I’m glad he’s getting help and has come a long way in some respects, but his past and his PTSD should never be an excuse and you should not tolerate this behavior. Personally, I would be out. .
Post # 34
notmeeither : I’m not and never considered tolerating this behavior, it’s not normal, it’s not acceptable it’s also not abuse. Does it had the ptoential to become abuse if unchecked, absolutely and I’ve made it clear to him that this is how it starts and I will not sick around for abuse. He’s admitted full guilt for that incident and has been working on his moods. I know how it sounds, and how it is and it’s not good by any stretch. I did put leaving on the table but the fact of the matter is I love my husband and despite his flaws he loves me too. I’m not going to toss out a totally salvagable marriage. He’s realized he’s been beeing a crappy husband lately and he’s visibly working on it, there’s not much else I can ask of him. Your right we should be leaning on each other in stressfull times but he’s got a lot of healing to do yet because for the majority of his life he had no one to lean on. I’d be saying the same things from the outside but living with him, knowing him and the full situation, it’s unfair to me, it’s still a work in progress.
Post # 35
This is a really excellent point. I don’t even have to indulge in gender stereotyping to say that a big source of relationship anxiety for men is precisely what you’re talking about. How do I know she’s with me for me or because I could be a meal ticket someday?
They don’t usually say it out loud, but, it’s there, running in the background.

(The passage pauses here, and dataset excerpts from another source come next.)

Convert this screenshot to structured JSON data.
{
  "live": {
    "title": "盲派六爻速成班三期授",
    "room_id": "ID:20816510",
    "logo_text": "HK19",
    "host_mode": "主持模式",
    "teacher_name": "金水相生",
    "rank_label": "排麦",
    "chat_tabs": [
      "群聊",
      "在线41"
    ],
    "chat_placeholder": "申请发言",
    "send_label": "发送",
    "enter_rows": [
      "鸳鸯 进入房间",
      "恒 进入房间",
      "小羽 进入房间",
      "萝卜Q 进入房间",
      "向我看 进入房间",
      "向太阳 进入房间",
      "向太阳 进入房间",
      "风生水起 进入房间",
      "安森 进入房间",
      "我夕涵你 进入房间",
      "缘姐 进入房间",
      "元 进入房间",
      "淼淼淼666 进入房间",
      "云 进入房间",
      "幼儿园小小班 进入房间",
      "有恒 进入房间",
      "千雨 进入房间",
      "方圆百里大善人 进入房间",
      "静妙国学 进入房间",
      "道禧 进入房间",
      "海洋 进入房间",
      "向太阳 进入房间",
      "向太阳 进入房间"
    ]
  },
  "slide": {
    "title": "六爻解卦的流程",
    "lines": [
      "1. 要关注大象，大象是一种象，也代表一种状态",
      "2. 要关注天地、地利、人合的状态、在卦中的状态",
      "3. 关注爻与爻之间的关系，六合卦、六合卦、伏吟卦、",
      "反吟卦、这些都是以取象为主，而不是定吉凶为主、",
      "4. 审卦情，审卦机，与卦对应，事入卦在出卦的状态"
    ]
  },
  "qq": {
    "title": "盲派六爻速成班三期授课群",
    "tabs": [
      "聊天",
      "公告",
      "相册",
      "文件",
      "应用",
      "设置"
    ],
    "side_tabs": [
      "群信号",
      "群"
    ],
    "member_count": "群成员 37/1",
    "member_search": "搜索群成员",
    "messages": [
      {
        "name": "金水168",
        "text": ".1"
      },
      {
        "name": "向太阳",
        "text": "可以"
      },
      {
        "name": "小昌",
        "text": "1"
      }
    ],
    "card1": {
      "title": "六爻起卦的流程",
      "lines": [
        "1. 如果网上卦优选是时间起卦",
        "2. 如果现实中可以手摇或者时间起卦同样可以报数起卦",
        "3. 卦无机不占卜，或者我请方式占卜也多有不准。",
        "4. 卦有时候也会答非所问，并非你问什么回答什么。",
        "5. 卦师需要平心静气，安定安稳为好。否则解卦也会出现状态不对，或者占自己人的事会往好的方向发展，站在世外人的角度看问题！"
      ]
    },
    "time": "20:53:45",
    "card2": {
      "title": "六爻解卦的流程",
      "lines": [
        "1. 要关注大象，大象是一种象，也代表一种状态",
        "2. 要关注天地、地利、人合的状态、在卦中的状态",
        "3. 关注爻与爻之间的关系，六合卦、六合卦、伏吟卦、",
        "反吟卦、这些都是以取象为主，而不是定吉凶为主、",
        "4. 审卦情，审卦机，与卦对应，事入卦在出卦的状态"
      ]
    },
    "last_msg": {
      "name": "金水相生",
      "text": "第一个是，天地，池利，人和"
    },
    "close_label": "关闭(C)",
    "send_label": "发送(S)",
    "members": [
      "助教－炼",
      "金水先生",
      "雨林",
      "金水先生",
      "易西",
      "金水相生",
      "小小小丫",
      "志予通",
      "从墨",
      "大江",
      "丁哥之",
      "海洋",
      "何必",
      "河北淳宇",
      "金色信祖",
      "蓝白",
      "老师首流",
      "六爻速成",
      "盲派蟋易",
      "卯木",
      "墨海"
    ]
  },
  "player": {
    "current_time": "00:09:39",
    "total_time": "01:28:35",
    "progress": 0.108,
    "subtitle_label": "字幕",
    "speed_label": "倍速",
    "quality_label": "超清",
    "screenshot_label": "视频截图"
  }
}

A healthy, secure man, with good ego strength feels relieved that his partner has the ability to be self supporting. He needs to know that if something happened, his partner, and especially his partner and the kids would be ok. No man worth being with cultivates dependency.
Nor does a healthy man feel resentment about his partner’s success. He feels proud, not threatened.
Post # 36
He threw his phone out of rage while you were trying to have a simple conversation? Or you were both yelling and both getting heated? There’s a massive difference.